Im Wutachtal dann ging es weiter bergab, das Schlechtwettergebiet kam näher und näher, der Himmel rechts oben war schon rechtg finster. Oh, und war das nicht ein Blitz? Und Donnergrollen ganz ganz leise? Es kam näher und wir mussten es schneller rollen lassen, nun auch wieder ab und an auf Schotter. Stühlingen, Wutöschingen, weiter Richtung Tiengen.

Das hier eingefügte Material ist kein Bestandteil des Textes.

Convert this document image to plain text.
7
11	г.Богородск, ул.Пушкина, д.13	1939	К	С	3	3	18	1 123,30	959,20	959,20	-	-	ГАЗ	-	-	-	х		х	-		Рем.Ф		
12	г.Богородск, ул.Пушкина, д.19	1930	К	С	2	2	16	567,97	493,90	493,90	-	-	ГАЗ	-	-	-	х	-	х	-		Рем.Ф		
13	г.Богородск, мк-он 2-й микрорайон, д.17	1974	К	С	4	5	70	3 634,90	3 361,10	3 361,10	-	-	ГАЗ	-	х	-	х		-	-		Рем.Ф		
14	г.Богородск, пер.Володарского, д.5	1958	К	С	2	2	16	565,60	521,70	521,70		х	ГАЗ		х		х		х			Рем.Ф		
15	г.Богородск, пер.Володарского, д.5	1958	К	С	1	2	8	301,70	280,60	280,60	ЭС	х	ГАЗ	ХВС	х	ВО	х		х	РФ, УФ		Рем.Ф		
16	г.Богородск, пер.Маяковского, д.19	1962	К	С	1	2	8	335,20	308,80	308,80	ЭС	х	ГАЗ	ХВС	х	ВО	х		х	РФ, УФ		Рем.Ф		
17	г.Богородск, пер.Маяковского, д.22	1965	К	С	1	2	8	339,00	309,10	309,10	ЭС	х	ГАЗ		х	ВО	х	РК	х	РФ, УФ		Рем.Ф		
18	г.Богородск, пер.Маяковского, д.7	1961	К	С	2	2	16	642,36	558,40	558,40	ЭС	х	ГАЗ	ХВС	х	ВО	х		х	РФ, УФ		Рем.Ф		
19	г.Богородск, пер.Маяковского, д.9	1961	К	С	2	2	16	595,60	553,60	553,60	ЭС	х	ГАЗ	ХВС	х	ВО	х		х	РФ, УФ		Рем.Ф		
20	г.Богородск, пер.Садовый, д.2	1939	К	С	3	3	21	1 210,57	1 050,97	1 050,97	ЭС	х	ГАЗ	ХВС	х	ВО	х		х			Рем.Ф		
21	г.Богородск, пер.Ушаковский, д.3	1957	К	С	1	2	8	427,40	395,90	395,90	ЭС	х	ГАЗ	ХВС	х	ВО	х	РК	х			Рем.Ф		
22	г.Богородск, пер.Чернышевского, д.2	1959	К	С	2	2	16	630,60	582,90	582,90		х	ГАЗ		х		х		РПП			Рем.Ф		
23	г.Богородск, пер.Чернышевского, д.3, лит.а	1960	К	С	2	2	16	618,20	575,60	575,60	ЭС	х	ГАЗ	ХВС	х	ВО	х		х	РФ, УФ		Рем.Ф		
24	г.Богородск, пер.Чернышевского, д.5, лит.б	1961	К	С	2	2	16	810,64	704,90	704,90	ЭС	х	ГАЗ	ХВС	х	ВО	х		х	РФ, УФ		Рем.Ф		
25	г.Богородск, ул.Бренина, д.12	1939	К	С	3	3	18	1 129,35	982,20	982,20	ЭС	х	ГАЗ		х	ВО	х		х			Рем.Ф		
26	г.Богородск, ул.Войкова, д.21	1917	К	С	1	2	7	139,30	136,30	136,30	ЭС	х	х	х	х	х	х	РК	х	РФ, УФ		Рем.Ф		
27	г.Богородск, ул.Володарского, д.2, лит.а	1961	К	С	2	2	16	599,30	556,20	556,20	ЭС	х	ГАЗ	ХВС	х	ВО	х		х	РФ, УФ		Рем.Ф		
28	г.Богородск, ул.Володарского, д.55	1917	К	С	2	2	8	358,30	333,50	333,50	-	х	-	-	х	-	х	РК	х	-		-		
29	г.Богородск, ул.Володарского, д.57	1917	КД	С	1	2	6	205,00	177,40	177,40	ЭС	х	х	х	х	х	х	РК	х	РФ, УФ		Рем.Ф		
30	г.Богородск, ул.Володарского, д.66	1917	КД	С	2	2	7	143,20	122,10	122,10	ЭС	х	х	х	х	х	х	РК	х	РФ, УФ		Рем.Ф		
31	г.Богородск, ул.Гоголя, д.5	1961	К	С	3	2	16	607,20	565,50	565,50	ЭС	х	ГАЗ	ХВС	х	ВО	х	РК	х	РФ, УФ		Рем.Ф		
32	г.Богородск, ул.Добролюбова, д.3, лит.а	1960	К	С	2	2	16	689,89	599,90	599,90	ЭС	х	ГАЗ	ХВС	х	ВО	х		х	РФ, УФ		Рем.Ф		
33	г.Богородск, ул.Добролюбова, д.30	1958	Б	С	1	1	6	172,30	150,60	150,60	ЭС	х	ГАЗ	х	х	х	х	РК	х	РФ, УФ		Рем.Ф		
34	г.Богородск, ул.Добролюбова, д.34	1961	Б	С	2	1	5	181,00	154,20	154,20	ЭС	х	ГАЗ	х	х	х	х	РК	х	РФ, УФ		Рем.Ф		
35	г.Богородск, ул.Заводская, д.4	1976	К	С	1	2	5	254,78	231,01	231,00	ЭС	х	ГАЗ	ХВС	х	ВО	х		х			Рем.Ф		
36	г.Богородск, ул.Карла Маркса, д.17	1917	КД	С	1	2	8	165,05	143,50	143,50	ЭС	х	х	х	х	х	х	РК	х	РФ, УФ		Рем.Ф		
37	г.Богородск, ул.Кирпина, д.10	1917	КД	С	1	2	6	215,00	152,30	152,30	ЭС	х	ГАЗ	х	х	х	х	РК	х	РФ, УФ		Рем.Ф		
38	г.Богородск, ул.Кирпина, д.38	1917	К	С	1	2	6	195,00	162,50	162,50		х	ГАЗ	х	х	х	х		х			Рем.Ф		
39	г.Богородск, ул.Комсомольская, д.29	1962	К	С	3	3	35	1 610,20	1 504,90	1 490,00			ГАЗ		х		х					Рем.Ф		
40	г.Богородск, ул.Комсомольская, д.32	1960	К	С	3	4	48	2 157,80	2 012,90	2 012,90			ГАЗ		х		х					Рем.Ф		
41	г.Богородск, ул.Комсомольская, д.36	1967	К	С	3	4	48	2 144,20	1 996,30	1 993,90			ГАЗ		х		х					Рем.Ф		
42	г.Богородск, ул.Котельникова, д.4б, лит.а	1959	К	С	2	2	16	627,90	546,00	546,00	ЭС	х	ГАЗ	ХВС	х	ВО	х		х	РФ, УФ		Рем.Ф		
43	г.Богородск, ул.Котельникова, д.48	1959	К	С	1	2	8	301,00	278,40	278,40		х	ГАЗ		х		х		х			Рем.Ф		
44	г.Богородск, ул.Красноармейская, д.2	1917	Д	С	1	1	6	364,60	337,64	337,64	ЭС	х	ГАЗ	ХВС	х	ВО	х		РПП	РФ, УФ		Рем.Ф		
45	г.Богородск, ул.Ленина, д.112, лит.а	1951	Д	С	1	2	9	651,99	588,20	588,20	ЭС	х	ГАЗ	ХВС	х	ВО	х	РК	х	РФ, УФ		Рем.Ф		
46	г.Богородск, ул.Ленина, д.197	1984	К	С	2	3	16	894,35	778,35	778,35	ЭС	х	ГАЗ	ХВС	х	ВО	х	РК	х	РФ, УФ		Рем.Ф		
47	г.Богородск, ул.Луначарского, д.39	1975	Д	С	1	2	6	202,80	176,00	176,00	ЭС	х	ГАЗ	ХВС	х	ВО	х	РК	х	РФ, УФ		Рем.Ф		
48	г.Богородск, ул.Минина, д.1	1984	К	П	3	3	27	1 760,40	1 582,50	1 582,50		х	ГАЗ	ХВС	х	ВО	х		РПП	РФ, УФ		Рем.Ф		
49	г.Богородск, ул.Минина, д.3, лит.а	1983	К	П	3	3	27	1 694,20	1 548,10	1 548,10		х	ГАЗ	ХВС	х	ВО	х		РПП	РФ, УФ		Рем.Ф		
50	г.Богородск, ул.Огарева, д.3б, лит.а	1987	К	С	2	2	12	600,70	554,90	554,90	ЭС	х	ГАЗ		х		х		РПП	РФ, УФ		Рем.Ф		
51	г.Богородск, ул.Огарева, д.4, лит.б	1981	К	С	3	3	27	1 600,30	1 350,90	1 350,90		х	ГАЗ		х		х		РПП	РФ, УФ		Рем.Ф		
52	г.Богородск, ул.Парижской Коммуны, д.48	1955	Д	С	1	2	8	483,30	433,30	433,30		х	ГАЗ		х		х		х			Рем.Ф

WIr hatten gut Fahrt aufgenommen.

Und plötzlich ein Störenfried, ein Flitzer, der nicht flitzte. FKK-Rasenmähen.  Klar, es war warm. Und die Wiese musste gemäht werden. Aber bitte bitte bitte nicht einfach nur mit einem String Tanga oder weniger. Der Mann zog zurück, mitten auf den Radweg, mitten in unseren Weg. Und was sahen wir von ihm? Das was wir nicht sehen wollten. Und dieses Bild bleibt. Der Hintern bleibt. Bleibt im Kopf. Zu viele nackte Tatsachen.

Wie war der weitere Streckenverlauf? Ich weiß es nicht mehr. Ich musste mich konzentrieren. Nicht auf den Weg, der schlechter und enger wurde. Ich musste irgendwie dieses Bild aus dem Kopf bekommen.

Die Freude über die Ankunft am Hotel verdrängte es dann, und das Willkommensbier spühlte es runter.

 

Dem Regen waren wir übrigens entkommen.

Nun etwas ausruhen, duschen, regenerieren. Und dann treffen wir Rafael Sommer von den WJ Hochrhein und essen Pizza. Ich will Pizza!

 

Die Pizza aßen wir dann später auch, in fröhlicher Runde, feuchtfröhlicher Runde. Wir und WJ Hochrhein. Manche sitzen jetzt immer noch in der Runde zusammen.

Ich nicht, ich tippe hier, aber das wars, gute Nacht.